Remarquer que la connaissance est un vol (vol d’un secret, vol d’une intimité des choses et des êtres),
peut aider à comprendre pourquoi des voleurs peuvent devenir des objets d’admiration. Savoir voler suffit à mythifier un individu (à commencer par le plus mythique des voleurs, Prométhée, qui
dérobe aux dieux les secrets du feu et des techniques, et que dire d’Arsène Lupin, gentleman cambrioleur…). Albert Spaggiari, Julian Assange : ils sont starifiés par un vol. Le premier
écrit, sur un coffre de la Société Générale de Nice qu’il vient de dévaliser (en juillet 1976) : « Sans armes, ni haine, ni violence ». « Sans haine », c’est une
condition évidente de la traque d’une connaissance. « Sans armes », aussi.

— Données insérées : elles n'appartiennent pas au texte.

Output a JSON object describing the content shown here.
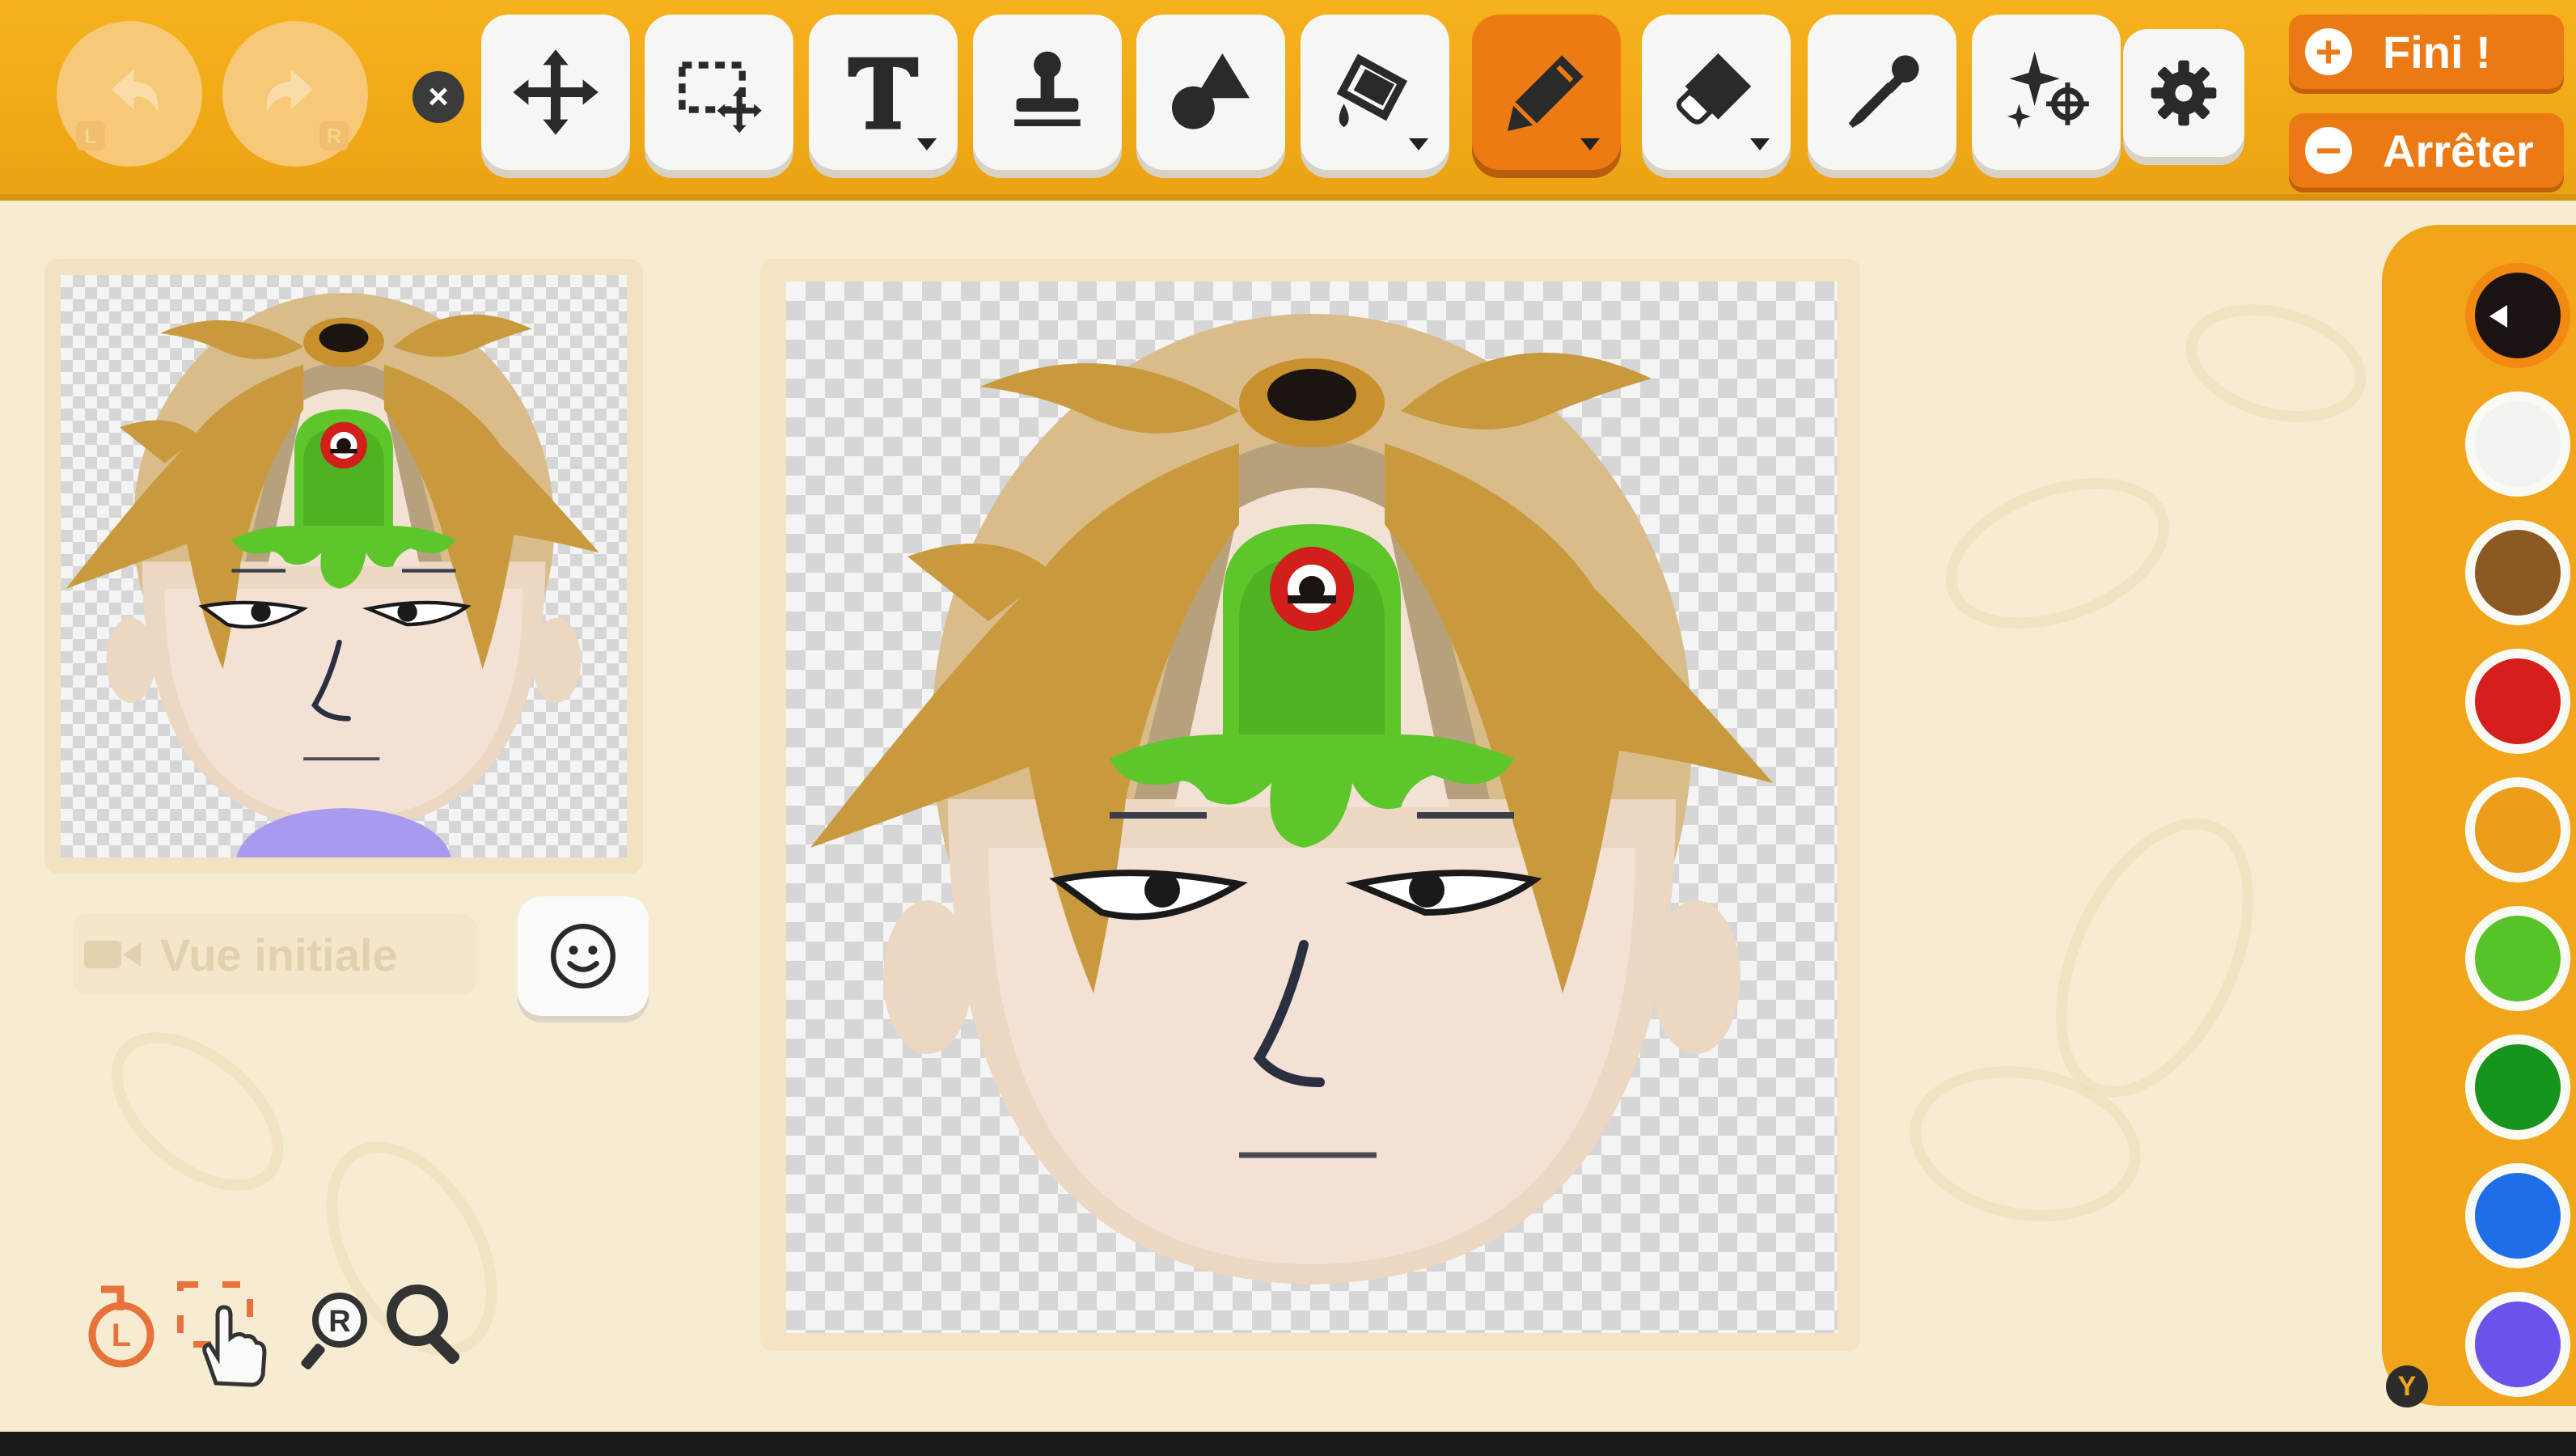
{
  "toolbar": {
    "undo": {
      "icon": "undo-icon",
      "letter": "L"
    },
    "redo": {
      "icon": "redo-icon",
      "letter": "R"
    },
    "close_icon": "x-icon",
    "close_label": "×",
    "tools": [
      {
        "id": "move",
        "icon": "move-arrows-icon"
      },
      {
        "id": "select",
        "icon": "marquee-select-icon"
      },
      {
        "id": "text",
        "icon": "text-icon",
        "glyph": "T"
      },
      {
        "id": "stamp",
        "icon": "stamp-icon"
      },
      {
        "id": "shapes",
        "icon": "shapes-icon"
      },
      {
        "id": "fill",
        "icon": "paint-bucket-icon"
      },
      {
        "id": "pen",
        "icon": "pen-icon",
        "active": true
      },
      {
        "id": "eraser",
        "icon": "eraser-icon"
      },
      {
        "id": "eyedropper",
        "icon": "eyedropper-icon"
      },
      {
        "id": "effects",
        "icon": "sparkle-target-icon"
      },
      {
        "id": "settings",
        "icon": "gear-icon"
      }
    ],
    "finish": {
      "label": "Fini !",
      "icon_glyph": "+"
    },
    "stop": {
      "label": "Arrêter",
      "icon_glyph": "−"
    }
  },
  "preview": {
    "view_button": "Vue initiale",
    "face_icon": "smiley-icon"
  },
  "bottom_icons": [
    "l-button-reset-icon",
    "grab-hand-icon",
    "r-button-zoom-icon",
    "magnifier-icon"
  ],
  "bottom_labels": {
    "l": "L",
    "r": "R"
  },
  "palette": {
    "colors": [
      "#1b1311",
      "#f2f2f0",
      "#8b5a22",
      "#d61f1c",
      "#eb9d1b",
      "#56c329",
      "#16941d",
      "#1f6ee8",
      "#6a52ea"
    ],
    "selected_index": 0,
    "y_button": "Y"
  }
}
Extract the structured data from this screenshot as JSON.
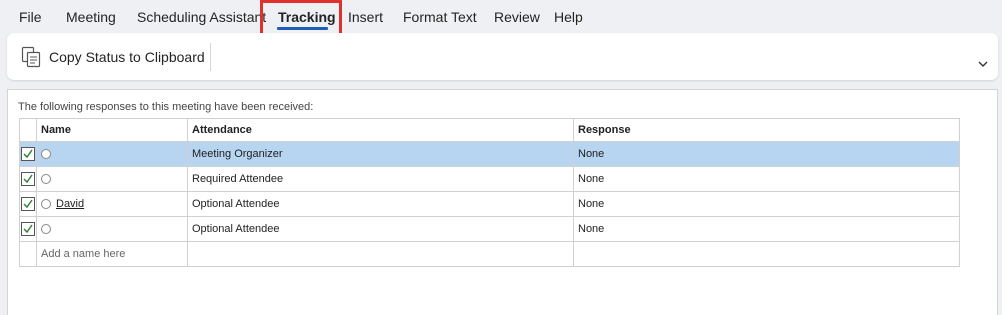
{
  "tabs": [
    {
      "label": "File"
    },
    {
      "label": "Meeting"
    },
    {
      "label": "Scheduling Assistant"
    },
    {
      "label": "Tracking"
    },
    {
      "label": "Insert"
    },
    {
      "label": "Format Text"
    },
    {
      "label": "Review"
    },
    {
      "label": "Help"
    }
  ],
  "ribbon": {
    "copy_status_label": "Copy Status to Clipboard"
  },
  "tracking": {
    "message": "The following responses to this meeting have been received:",
    "columns": {
      "name": "Name",
      "attendance": "Attendance",
      "response": "Response"
    },
    "rows": [
      {
        "checked": true,
        "name": "",
        "attendance": "Meeting Organizer",
        "response": "None"
      },
      {
        "checked": true,
        "name": "",
        "attendance": "Required Attendee",
        "response": "None"
      },
      {
        "checked": true,
        "name": "David",
        "attendance": "Optional Attendee",
        "response": "None"
      },
      {
        "checked": true,
        "name": "",
        "attendance": "Optional Attendee",
        "response": "None"
      }
    ],
    "add_placeholder": "Add a name here"
  },
  "colors": {
    "accent": "#1f5eb8",
    "selection": "#b7d4f0",
    "highlight": "#e0322c",
    "check": "#2e7d32"
  }
}
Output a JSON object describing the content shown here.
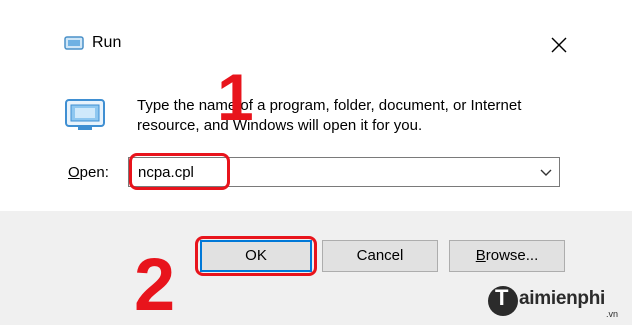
{
  "window": {
    "title": "Run",
    "icon": "run-icon",
    "close_icon": "close-icon"
  },
  "dialog": {
    "description_line1": "Type the name of a program, folder, document, or Internet",
    "description_line2": "resource, and Windows will open it for you.",
    "open_label_prefix": "O",
    "open_label_rest": "pen:",
    "open_value": "ncpa.cpl"
  },
  "buttons": {
    "ok": "OK",
    "cancel": "Cancel",
    "browse_prefix": "B",
    "browse_rest": "rowse..."
  },
  "annotations": {
    "step1": "1",
    "step2": "2",
    "highlight_color": "#e8141c"
  },
  "watermark": {
    "logo_letter": "T",
    "brand": "aimienphi",
    "suffix": ".vn"
  },
  "colors": {
    "accent_focus": "#0078d7",
    "footer_bg": "#f0f0f0"
  }
}
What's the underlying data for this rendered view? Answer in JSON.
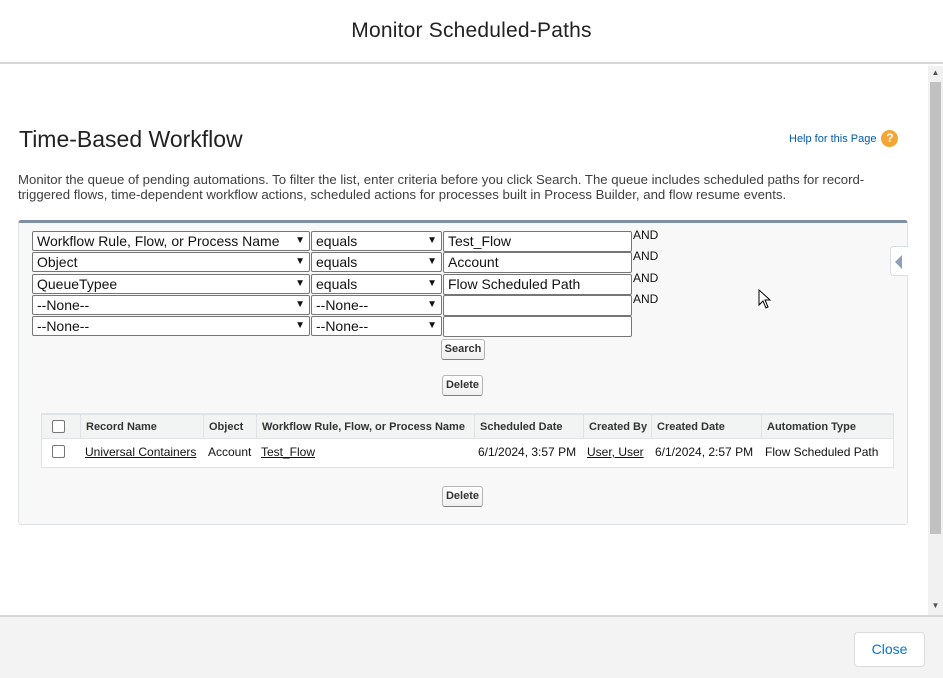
{
  "modal": {
    "title": "Monitor Scheduled-Paths",
    "close_label": "Close"
  },
  "page": {
    "title": "Time-Based Workflow",
    "help_link": "Help for this Page",
    "help_icon": "?",
    "description": "Monitor the queue of pending automations. To filter the list, enter criteria before you click Search. The queue includes scheduled paths for record-triggered flows, time-dependent workflow actions, scheduled actions for processes built in Process Builder, and flow resume events."
  },
  "filters": [
    {
      "field": "Workflow Rule, Flow, or Process Name",
      "operator": "equals",
      "value": "Test_Flow",
      "conjunction": "AND"
    },
    {
      "field": "Object",
      "operator": "equals",
      "value": "Account",
      "conjunction": "AND"
    },
    {
      "field": "QueueTypee",
      "operator": "equals",
      "value": "Flow Scheduled Path",
      "conjunction": "AND"
    },
    {
      "field": "--None--",
      "operator": "--None--",
      "value": "",
      "conjunction": "AND"
    },
    {
      "field": "--None--",
      "operator": "--None--",
      "value": "",
      "conjunction": ""
    }
  ],
  "buttons": {
    "search": "Search",
    "delete_top": "Delete",
    "delete_bottom": "Delete"
  },
  "table": {
    "headers": [
      "Record Name",
      "Object",
      "Workflow Rule, Flow, or Process Name",
      "Scheduled Date",
      "Created By",
      "Created Date",
      "Automation Type"
    ],
    "rows": [
      {
        "record_name": "Universal Containers",
        "object": "Account",
        "workflow": "Test_Flow",
        "scheduled_date": "6/1/2024, 3:57 PM",
        "created_by": "User, User",
        "created_date": "6/1/2024, 2:57 PM",
        "automation_type": "Flow Scheduled Path"
      }
    ]
  },
  "colors": {
    "link": "#015ba7",
    "close_text": "#0176d3",
    "help_icon": "#f3a536",
    "filter_border_top": "#7f8fa4"
  },
  "icons": {
    "help": "help-icon",
    "dropdown": "chevron-down-icon",
    "side_tab": "collapse-arrow-icon",
    "cursor": "mouse-pointer-icon"
  }
}
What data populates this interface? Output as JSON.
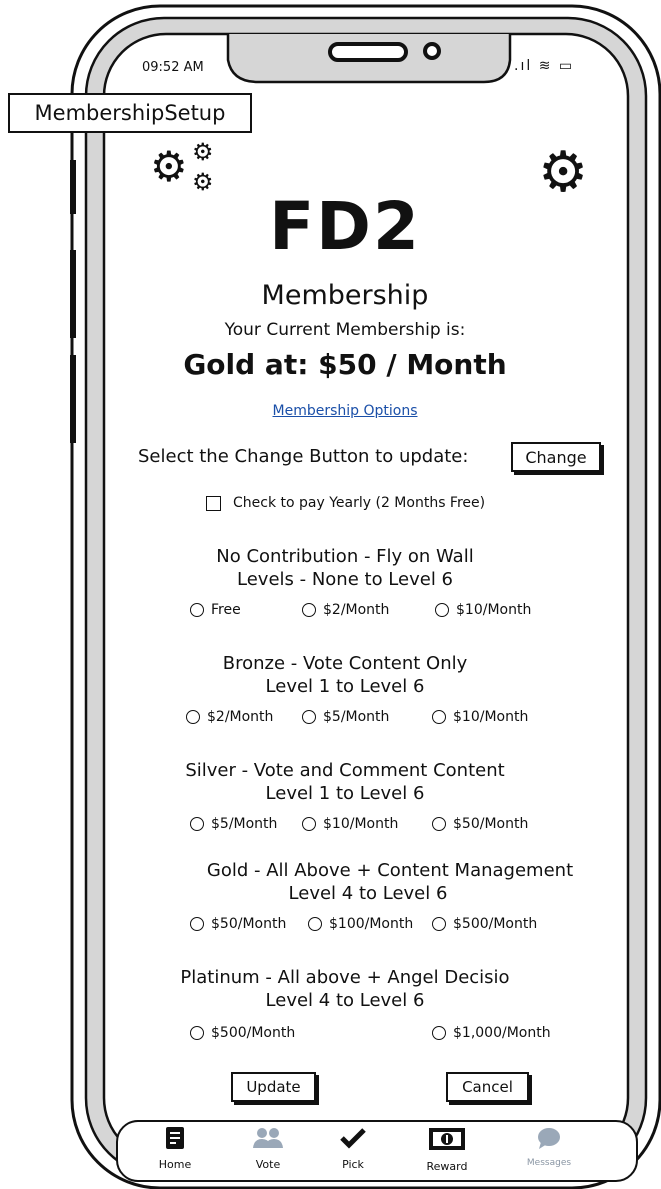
{
  "status_bar": {
    "time": "09:52 AM",
    "signal_icon": "signal-icon",
    "wifi_icon": "wifi-icon",
    "battery_icon": "battery-icon"
  },
  "screen_label": "MembershipSetup",
  "header": {
    "admin_icon": "gears-icon",
    "settings_icon": "gear-icon"
  },
  "page": {
    "title": "FD2",
    "subtitle": "Membership",
    "current_label": "Your Current Membership is:",
    "current_value": "Gold at:  $50 / Month",
    "options_link": "Membership Options",
    "change_prompt": "Select the Change Button to update:",
    "change_button": "Change",
    "yearly_label": "Check to pay Yearly (2 Months Free)"
  },
  "tiers": [
    {
      "title_line1": "No Contribution - Fly on Wall",
      "title_line2": "Levels - None to Level 6",
      "options": [
        "Free",
        "$2/Month",
        "$10/Month"
      ]
    },
    {
      "title_line1": "Bronze - Vote Content Only",
      "title_line2": "Level 1 to Level 6",
      "options": [
        "$2/Month",
        "$5/Month",
        "$10/Month"
      ]
    },
    {
      "title_line1": "Silver - Vote and Comment Content",
      "title_line2": "Level 1 to Level 6",
      "options": [
        "$5/Month",
        "$10/Month",
        "$50/Month"
      ]
    },
    {
      "title_line1": "Gold - All Above + Content Management",
      "title_line2": "Level 4 to Level 6",
      "options": [
        "$50/Month",
        "$100/Month",
        "$500/Month"
      ]
    },
    {
      "title_line1": "Platinum - All above + Angel Decisio",
      "title_line2": "Level 4 to Level 6",
      "options": [
        "$500/Month",
        "$1,000/Month"
      ]
    }
  ],
  "actions": {
    "update": "Update",
    "cancel": "Cancel"
  },
  "tabbar": {
    "items": [
      {
        "label": "Home",
        "icon": "document-icon",
        "color": "#111111"
      },
      {
        "label": "Vote",
        "icon": "people-icon",
        "color": "#9aa8b8"
      },
      {
        "label": "Pick",
        "icon": "checkmark-icon",
        "color": "#111111"
      },
      {
        "label": "Reward",
        "icon": "banknote-icon",
        "color": "#111111"
      },
      {
        "label": "Messages",
        "icon": "chat-bubble-icon",
        "color": "#9aa8b8"
      }
    ]
  },
  "colors": {
    "link": "#1a4fa8",
    "frame": "#111111",
    "bezel": "#d6d6d6"
  }
}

Évidemment, cette idée peut surprendre. Mais il faut songer à l’effet contre-productif des opinions et
théories toutes faites qui traînent dans notre esprit. Dans l’immense majorité des cas, ce sont nos armes et elles nous servent bien. Pourtant, dans l’affaire qu’est la connaissance, il est plus
utile de se refaire une virginité totale (la maïeutique socratique, le doute cartésien, la table rase des empiristes, la réduction transcendantale des phénoménologues…). À vrai dire un seul moyen
est essentiel : se donner de quoi voir efficacement, de quoi se faufiler jusqu’à l’objet : télescope, microscope, stéthoscope et que sais-je… On verra un moyen capital tout de suite.
« Sans violence », là c’est plus discutable…
Revenons à DSK. La circonstance qui fait de ce fait divers immense une « affaire », c’est que
personne n’était là pour surprendre ce qui s’est passé dans la fameuse chambre. Faire toute la lumière sur cette affaire, aurait consisté à forer un petit trou dans le mur de la chambre voisine
ou, plus prosaïquement, si les lieux s’y prêtaient, à regarder par le trou de la serrure. Personne, hélas, n’y a pensé ! Hélas ? Pas tout à fait pour la planète médiatique et ses
milliards de paires d’yeux. Il suffit de reconstituer les conditions d’une traque de la connaissance : assembler toutes les investigations en un gigantesque petit trou de serrure virtuel.
Toute la planète s’y penche : au moins le fantôme, le simulacre d’une connaissance réelle ! Tout est bon à prendre dans une affaire aussi sérieuse qu’une connaissance. Dans le même
temps, policiers, juges, détectives, avocats procèdent de même, avec quelques moyens supplémentaires, mais avec le même degré d’excitation, de libido sciendi, cela va de
soi.
Le cœur de l’affaire qu’est une connaissance, quelle qu’elle soit, c’est qu’il faut surprendre
l’objet de la connaissance : le réel. En d’autres termes, il faut se représenter intensément le réel comme sans vis-à-vis, sans place pour un sujet. Il est sans fauteuil pour le regarder en
toute commodité. Il n’est pas, n’est absolument pas un spectacle. On ne peut le voir ni d’instinct, ni de droit, ni par la vertu de quelque mystérieuse propriété qu’il aurait (sa
« visibilité »). Et pourtant, on peut à tout moment le voir. Je me penche à la fenêtre et je regarde longuement la rue et les piétons. J’en apprends beaucoup de choses. D’où vient cette
incroyable faculté ? Du fait que je peux à tout moment surprendre les choses, c'est-à-dire jeter sur elles un regard absolument indiscret. Je viole le principe où les choses se
tiennent : leur non-visibilité. Je fais irruption, je fore violemment le trou qui les rend visibles.
Mon secret, ma puissance de voir, viennent d’abord d’être là, de l’événement d’exister. Mais la violence de
mon forage (son efficacité en connaissance) vient de ma nature d’intrus. C’est parce que je n’ai rien à faire là que je peux, avec tant d’efficacité, plonger là mon regard. Celui qui aurait pu le
plus efficacement surprendre DSK en son affaire (viol, sexe consenti, sexe tarifé…) est précisément celui qui n’avait rien à faire là. Il aurait tout vu par effraction.
Ma connaissance s’explique donc par mon existence, à condition que j’use de celle-ci comme d’une
chose n’ayant rien à faire au monde : un x, un machin, non seulement impromptu, mais surtout totalement incongru.